22 oct 2014

comentario a la entrada POR QUÉ ME FUI DE MÉXICO

Estamos, sin ninguna exageración, viviendo un momento crucial. Algunos piensan que "hagan lo que hagan" el resultado será el mismo e inevitable. Es falso. Para creer esto es necesario creer que, por ejemplo, las acciones personales son tan diminutas que son despreciables. Y de la misma manera las acciones de todos los demás. Es decir, es necesario creer que el poder está arriba y le pertenece únicamente a la clase dominante. Es decir, es necesario creer en algo así como una monarquía. Y asumirla. Y decirnos "nosotros no podemos hacer nada ni tenemos derecho de hacer nada." Mientras tanto el trabajo que cada uno de estos pequeños puntitos hace (creyendo que su trabajo es despreciable), visto en gran escala, es el trabajo que mantiene a esa organización en el poder.

Tenemos las dos opciones. Lo que suceda en el futuro va a depender de las decisiones que cada persona tome. Es un momento crucial.

Para combatir el terrorismo de Estado se necesitan, según un acuerdo mayoritario en filosofía política, dos cosas: fuerza pública y solidaridad internacional.
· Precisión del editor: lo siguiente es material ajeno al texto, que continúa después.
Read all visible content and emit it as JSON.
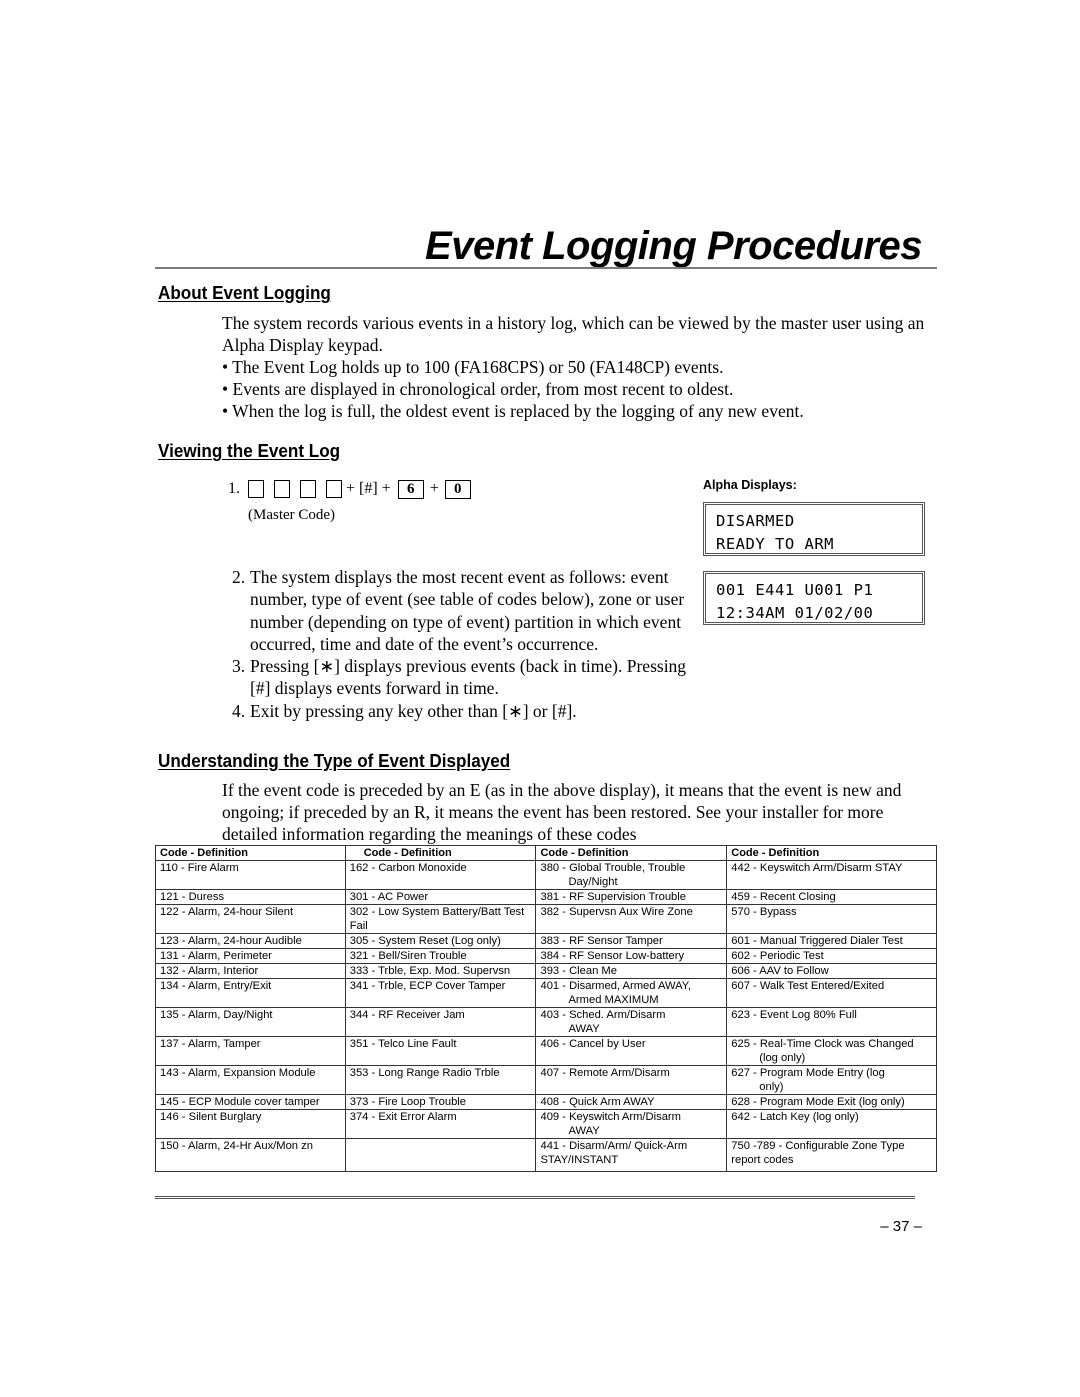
{
  "page": {
    "title": "Event Logging Procedures",
    "page_number": "– 37 –"
  },
  "about": {
    "heading": "About Event Logging",
    "intro": "The system records various events in a history log, which can be viewed by the master user using an Alpha Display keypad.",
    "bullets": [
      "• The Event Log holds up to 100 (FA168CPS) or 50 (FA148CP) events.",
      "• Events are displayed in chronological order, from most recent to oldest.",
      "• When the log is full, the oldest event is replaced by the logging of any new event."
    ]
  },
  "viewing": {
    "heading": "Viewing the Event Log",
    "step1": {
      "number": "1.",
      "hash_key": "+ [#] +",
      "plus": "+",
      "digit1": "6",
      "digit2": "0",
      "master_code_label": "(Master Code)"
    },
    "steps": [
      {
        "number": "2.",
        "text": "The system displays the most recent event as follows: event number, type of event (see table of codes below), zone or user number (depending on type of event) partition in which event occurred, time and date of the event’s occurrence."
      },
      {
        "number": "3.",
        "text": "Pressing [∗] displays previous events (back in time). Pressing [#] displays events forward in time."
      },
      {
        "number": "4.",
        "text": "Exit by pressing any key other than [∗] or [#]."
      }
    ],
    "alpha_displays": {
      "label": "Alpha Displays:",
      "display1": {
        "line1": "DISARMED",
        "line2": "READY TO ARM"
      },
      "display2": {
        "line1": "001 E441 U001 P1",
        "line2": "12:34AM 01/02/00"
      }
    }
  },
  "understanding": {
    "heading": "Understanding the Type of Event Displayed",
    "paragraph": "If the event code is preceded by an E (as in the above display), it means that the event is new and ongoing; if preceded by an R, it means the event has been restored. See your installer for more detailed information regarding the meanings of these codes"
  },
  "codes_table": {
    "headers": [
      "Code - Definition",
      "Code - Definition",
      "Code - Definition",
      "Code - Definition"
    ],
    "rows": [
      [
        "110 - Fire Alarm",
        "162 - Carbon Monoxide",
        "380 - Global Trouble, Trouble|Day/Night",
        "442 - Keyswitch Arm/Disarm STAY"
      ],
      [
        "121 - Duress",
        "301 - AC Power",
        "381 - RF Supervision Trouble",
        "459 - Recent Closing"
      ],
      [
        "122 - Alarm, 24-hour Silent",
        "302 - Low System Battery/Batt Test Fail",
        "382 - Supervsn Aux Wire Zone",
        "570 - Bypass"
      ],
      [
        "123 - Alarm, 24-hour Audible",
        "305 - System Reset (Log only)",
        "383 - RF Sensor Tamper",
        "601 - Manual Triggered Dialer Test"
      ],
      [
        "131 - Alarm, Perimeter",
        "321 - Bell/Siren Trouble",
        "384 - RF Sensor Low-battery",
        "602 - Periodic Test"
      ],
      [
        "132 - Alarm, Interior",
        "333 - Trble, Exp. Mod. Supervsn",
        "393 - Clean Me",
        "606 - AAV to Follow"
      ],
      [
        "134 - Alarm, Entry/Exit",
        "341 - Trble, ECP Cover Tamper",
        "401 - Disarmed, Armed AWAY,|Armed MAXIMUM",
        "607 - Walk Test Entered/Exited"
      ],
      [
        "135 - Alarm, Day/Night",
        "344 - RF Receiver Jam",
        "403 - Sched. Arm/Disarm|AWAY",
        "623 - Event Log 80% Full"
      ],
      [
        "137 - Alarm, Tamper",
        "351 - Telco Line Fault",
        "406 - Cancel by User",
        "625 - Real-Time Clock was Changed|(log only)"
      ],
      [
        "143 - Alarm, Expansion Module",
        "353 - Long Range Radio Trble",
        "407 - Remote Arm/Disarm",
        "627 - Program Mode Entry (log|only)"
      ],
      [
        "145 - ECP Module cover tamper",
        "373 - Fire Loop Trouble",
        "408 - Quick Arm AWAY",
        "628 - Program Mode Exit (log only)"
      ],
      [
        "146 - Silent Burglary",
        "374 - Exit Error Alarm",
        "409 - Keyswitch Arm/Disarm|AWAY",
        "642 - Latch Key (log only)"
      ],
      [
        "150 - Alarm, 24-Hr Aux/Mon zn",
        "",
        "441 - Disarm/Arm/ Quick-Arm STAY/INSTANT",
        "750 -789 - Configurable Zone Type report codes"
      ]
    ]
  }
}
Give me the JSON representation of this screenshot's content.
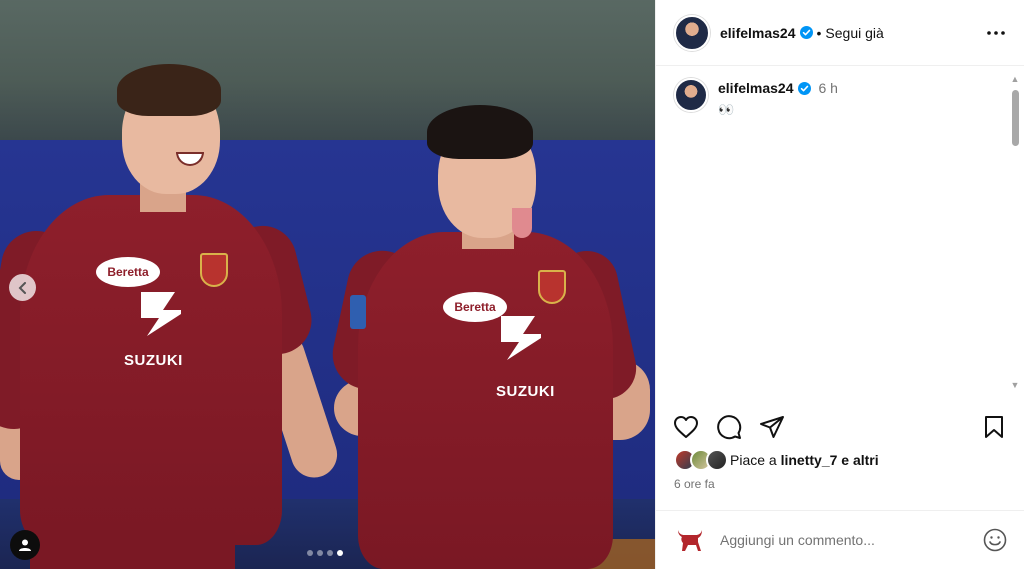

México no cuenta ahora con una fuerza pública. Ésta necesita estar organizada y responsabilizarse de sí misma. Al contrario en estos momentos mucha gente "organizada" está simplemente siguiendo órdenes que vienen de un arriba desconocido. Con la razón de que es la única organización a la que pueden adherirse. Eso no es organización auténtica. México necesita politizarse, necesitamos hacer correr entre la población los enunciados correctos, hablar constantemente de este tema, enriquecerlo, pelotearlo entre todos. Actualmente en el interior de las familias, en la mesa familiar, no se está hablando de esto. Tampoco los medios de comunicación están tomando el discurso correcto que ayude a un análisis social sobre lo que ocurre y que por lo tanto plantee las circunstancias donde sea posible la fuerza pública. Ni siquiera las ONG's están tomando el discurso necesario. Ahora no es el momento.

Pero para que alguna vez sea el momento es necesario empezar a hablar entre nosotros. No estoy hablando de hacer planes sediciosos. Estoy hablando de hablar sobre qué es terrorismo de Estado, en qué otros lugares y momentos de la historia ha sucedido, a qué objetivo sirve el discurso que manejan los medios de comunicación y, en fin, lo que yo llamo definir las líneas de la cancha. 

No basta con hablarlo una vez y ya, listo, encontramos la verdad, tú y yo la sabemos y ya. No. Hay que enriquecer el discurso, pensarlo, digerirlo, plantearlo desde otras perspectivas. El discurso no es estático, se avanza en él.

Así que ahora lo que hay que hacer es fomentar la comunicación, no lanzarse al frente.

E insistir en la solidaridad internacional. El nivel telenovelesco y perverso de lo que ocurre en México está dificultando que la situación se entienda en otros países. Y mientras sigamos creyendo que "en todas partes es igual" no ayudamos a resolver el problema.

Es necesario dejar muy claras nuestras intenciones pacíficas y políticas.

Pero que quede claro que apoyar al EZLN no significa apoyar la violencia. Si alguna organización nacional ha mantenido las ideas que son necesarias para la paz, como la defensa de que cada uno de nosotros es un agente político y el ejercicio del diálogo, es el EZLN.